In 1987, she starred as the part-time friend/enemy in the underground spy world to the title character on Fox’s The New Adventures of Beans Baxter. The Plasmatics’ last tour was in late 1988. Williams appeared in Pucker Up and Bark Like a Dog, directed by Paul S. Parco, in 1990.
In 1988, Wendy put out another solo album, this time a “thrash rap” album called Deffest! and Baddest! under the name “Ultrafly and the Hometown Girls.”

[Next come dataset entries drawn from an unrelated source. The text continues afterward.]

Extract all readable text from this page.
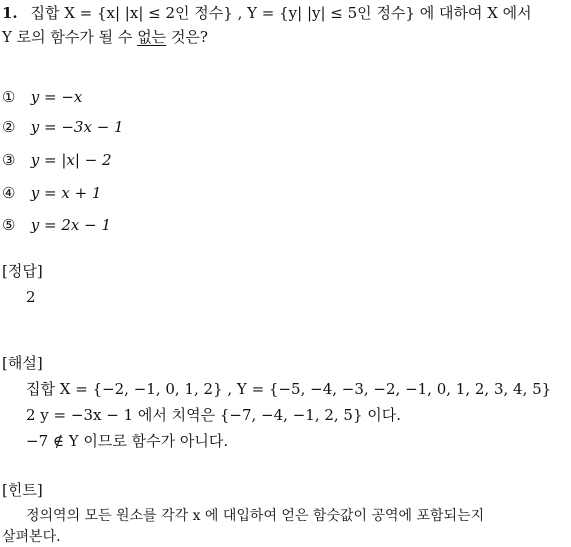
1. 집합 X = {x| |x| ≤ 2인 정수} , Y = {y| |y| ≤ 5인 정수} 에 대하여 X 에서
Y 로의 함수가 될 수 없는 것은?
① y = −x
② y = −3x − 1
③ y = |x| − 2
④ y = x + 1
⑤ y = 2x − 1
[정답]
2
[해설]
집합 X = {−2, −1, 0, 1, 2} , Y = {−5, −4, −3, −2, −1, 0, 1, 2, 3, 4, 5}
2 y = −3x − 1 에서 치역은 {−7, −4, −1, 2, 5} 이다.
−7 ∉ Y 이므로 함수가 아니다.
[힌트]
정의역의 모든 원소를 각각 x 에 대입하여 얻은 함숫값이 공역에 포함되는지
살펴본다.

Wendy’s last known performance of a Plasmatics song occurred due to the prompting of Joey Ramone. She performed “Masterplan” one final time with Richie Stotts, when Richie’s band opened for the Ramones on New Year’s Eve, 1988
In 1991, Williams moved to Storrs, Connecticut, where she lived with her long-time companion and former manager, Rod Swenson, and worked as an animal rehabilitator and at a food co-op in Willimantic. She explained this move by saying that she “was pretty fed up dealing with people.”
Despite her reputation as a fearsome performer, Williams in her personal life was deeply devoted to the welfare of animals, a passion that included a vegetarian diet, working as a wildlife rehabilitator and being a natural foods activist. In one TV talk show appearance on KPIX’s The Morning Show, she accused Debbi Fields (of “Mrs. Fields” cookies) of being “no better than a heroin pusher” for using so much processed white sugar in her products.
Wendy died of a self-inflicted gunshot wound on 6 April 1998 in a wooded area near her home. She had first attempted suicide in 1993 by hammering a knife into her chest; the knife lodged in her sternum and she changed her mind; she attempted suicide again in 1997 with an overdose of ephedrine. She was almost 49 years old.
This is what she is said to have written in a suicide note regarding her decision:
“ I don’t believe that people should take their own lives without deep and thoughtful reflection over a considerable period of time. I do believe strongly, however, that the right to do so is one of the most fundamental rights that anyone in a free society should have. For me, much of the world makes no sense, but my feelings about what I am doing ring loud and clear to an inner ear and a place where there is no self, only calm.